Control circuit 404 controls selection operation of selection circuit 401 according to the timing relationship between control signal (block write indicating signal) BW and internal write indicating signal WE. Specifically, when block write indicating signal BW is generated earlier than external write indicating signal WE, control circuit 404 determines that it is the data load cycle to color register 200 and forbids selection operation of selection circuit 401 as well as generation of internal write enable signals WEa - WEd. In addition, when block mode indicating signal BW is brought to "H" of an active state on the occasion of generation of internal write indicating signal WE, control circuit 404 determines that it is the block write cycle, generates all internal write indicating signals WEi (i=a-d), forbids selection operation of selection circuit 401, and connects color register 200 to all buffer amplifiers 402i (i=a-d).
There is a structure of a memory in which data loading into the color register is set when control signal DSF is at "H" both at the falling edges of control signals *RAS and *CAS in the block write mode operation as described above. When control signal DSF is at "L" both at the falling edges of control signals *RAS and *CAS, a dual port RAM of such a structure performs normal data writing operation in one bit.
Control signal .phi. is not generated when control signal DSF is set to "H" at the falling edge of control signal *CAS, and data latching by color register 200 is forbidden.
By performing the block write mode operation, it is possible to write the same data into four bits of memory cells simultaneously in one memory cycle and perform clearing or repainting of the color of a window region at high speed. However, in order to realize the block write function, it is necessary to provide the same number of RAM common data bus line pairs 105 as the number of columns which are subject to the block write operation. In order to perform block write in 8 bits or 16 bits, 8 pairs or 16 pairs of RAM common data bus lines are necessary, and the chip area is increased.
In addition, a selection circuit is required for making a switching between the block write operation and the normal write operation in one bit. The selection circuit transmits data stored in the color register onto all RAM common data bus line pairs in the block write mode and selects one pair of the plurality of common data bus line pairs and transmits internal write data in the normal write.
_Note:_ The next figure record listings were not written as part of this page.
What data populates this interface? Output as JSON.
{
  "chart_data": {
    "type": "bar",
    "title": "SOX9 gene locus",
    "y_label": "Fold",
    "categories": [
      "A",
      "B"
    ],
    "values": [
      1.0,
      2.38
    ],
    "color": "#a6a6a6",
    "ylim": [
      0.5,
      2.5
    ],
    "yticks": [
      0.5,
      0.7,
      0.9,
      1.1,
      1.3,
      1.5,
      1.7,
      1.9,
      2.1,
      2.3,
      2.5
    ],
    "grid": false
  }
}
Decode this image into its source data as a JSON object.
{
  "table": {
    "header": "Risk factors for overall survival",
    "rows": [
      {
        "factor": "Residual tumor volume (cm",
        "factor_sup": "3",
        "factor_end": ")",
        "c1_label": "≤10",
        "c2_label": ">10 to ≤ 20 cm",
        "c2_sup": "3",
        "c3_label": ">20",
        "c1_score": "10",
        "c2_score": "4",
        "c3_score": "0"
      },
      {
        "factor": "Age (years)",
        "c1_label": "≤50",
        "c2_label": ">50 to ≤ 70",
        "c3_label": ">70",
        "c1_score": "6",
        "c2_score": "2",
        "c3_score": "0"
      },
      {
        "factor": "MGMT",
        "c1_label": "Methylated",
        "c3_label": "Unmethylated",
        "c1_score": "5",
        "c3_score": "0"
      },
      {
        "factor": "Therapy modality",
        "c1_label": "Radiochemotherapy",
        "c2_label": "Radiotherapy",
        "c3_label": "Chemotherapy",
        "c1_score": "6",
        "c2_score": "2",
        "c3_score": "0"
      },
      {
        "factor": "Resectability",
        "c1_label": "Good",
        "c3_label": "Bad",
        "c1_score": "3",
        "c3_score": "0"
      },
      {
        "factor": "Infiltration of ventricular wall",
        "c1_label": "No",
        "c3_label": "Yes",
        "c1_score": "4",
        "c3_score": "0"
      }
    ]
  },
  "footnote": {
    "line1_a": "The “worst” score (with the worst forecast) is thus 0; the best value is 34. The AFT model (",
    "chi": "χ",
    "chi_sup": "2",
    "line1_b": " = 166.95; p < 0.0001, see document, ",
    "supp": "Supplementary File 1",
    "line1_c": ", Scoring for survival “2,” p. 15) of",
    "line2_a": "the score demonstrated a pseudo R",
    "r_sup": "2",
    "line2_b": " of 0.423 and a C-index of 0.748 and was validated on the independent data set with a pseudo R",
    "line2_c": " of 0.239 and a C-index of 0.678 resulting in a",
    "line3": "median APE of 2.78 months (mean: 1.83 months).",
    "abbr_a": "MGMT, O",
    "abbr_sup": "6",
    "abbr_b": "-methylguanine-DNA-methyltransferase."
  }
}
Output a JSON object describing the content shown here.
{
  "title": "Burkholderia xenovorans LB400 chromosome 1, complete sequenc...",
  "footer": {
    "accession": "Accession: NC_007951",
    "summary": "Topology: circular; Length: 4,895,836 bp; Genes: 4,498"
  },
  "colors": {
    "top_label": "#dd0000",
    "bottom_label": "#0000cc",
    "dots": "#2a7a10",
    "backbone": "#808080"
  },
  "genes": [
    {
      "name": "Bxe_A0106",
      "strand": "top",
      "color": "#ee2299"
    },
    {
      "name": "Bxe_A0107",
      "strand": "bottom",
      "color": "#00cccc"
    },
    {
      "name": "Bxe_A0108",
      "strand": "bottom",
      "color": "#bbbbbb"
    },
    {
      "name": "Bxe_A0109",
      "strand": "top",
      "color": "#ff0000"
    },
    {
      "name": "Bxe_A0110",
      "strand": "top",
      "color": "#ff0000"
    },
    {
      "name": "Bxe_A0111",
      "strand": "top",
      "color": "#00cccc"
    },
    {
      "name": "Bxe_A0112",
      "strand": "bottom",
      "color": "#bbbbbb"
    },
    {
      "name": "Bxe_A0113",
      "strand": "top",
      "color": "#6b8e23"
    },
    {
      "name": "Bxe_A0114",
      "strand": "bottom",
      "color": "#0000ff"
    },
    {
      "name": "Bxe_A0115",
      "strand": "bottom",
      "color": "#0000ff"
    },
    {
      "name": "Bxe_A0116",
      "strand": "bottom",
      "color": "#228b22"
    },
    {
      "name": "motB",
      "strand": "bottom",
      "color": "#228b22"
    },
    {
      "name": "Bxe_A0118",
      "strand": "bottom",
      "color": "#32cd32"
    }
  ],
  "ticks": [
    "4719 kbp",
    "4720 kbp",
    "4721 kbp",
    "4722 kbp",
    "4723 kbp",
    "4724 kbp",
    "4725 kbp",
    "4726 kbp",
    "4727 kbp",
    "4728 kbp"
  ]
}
Accordingly, if the scale (the number of bits) of block write is enlarged, the scale of the selection circuit is also enlarged in accordance with that, and the scale of the RAM input/output buffer circuit is enlarged. In addition, if the number of bits of block write is increased, there is a problem that the structure of the device for performing bus selecting operation in the selection circuit and changing the RAM common data bus lines for the block write mode and for the normal write mode becomes complicated.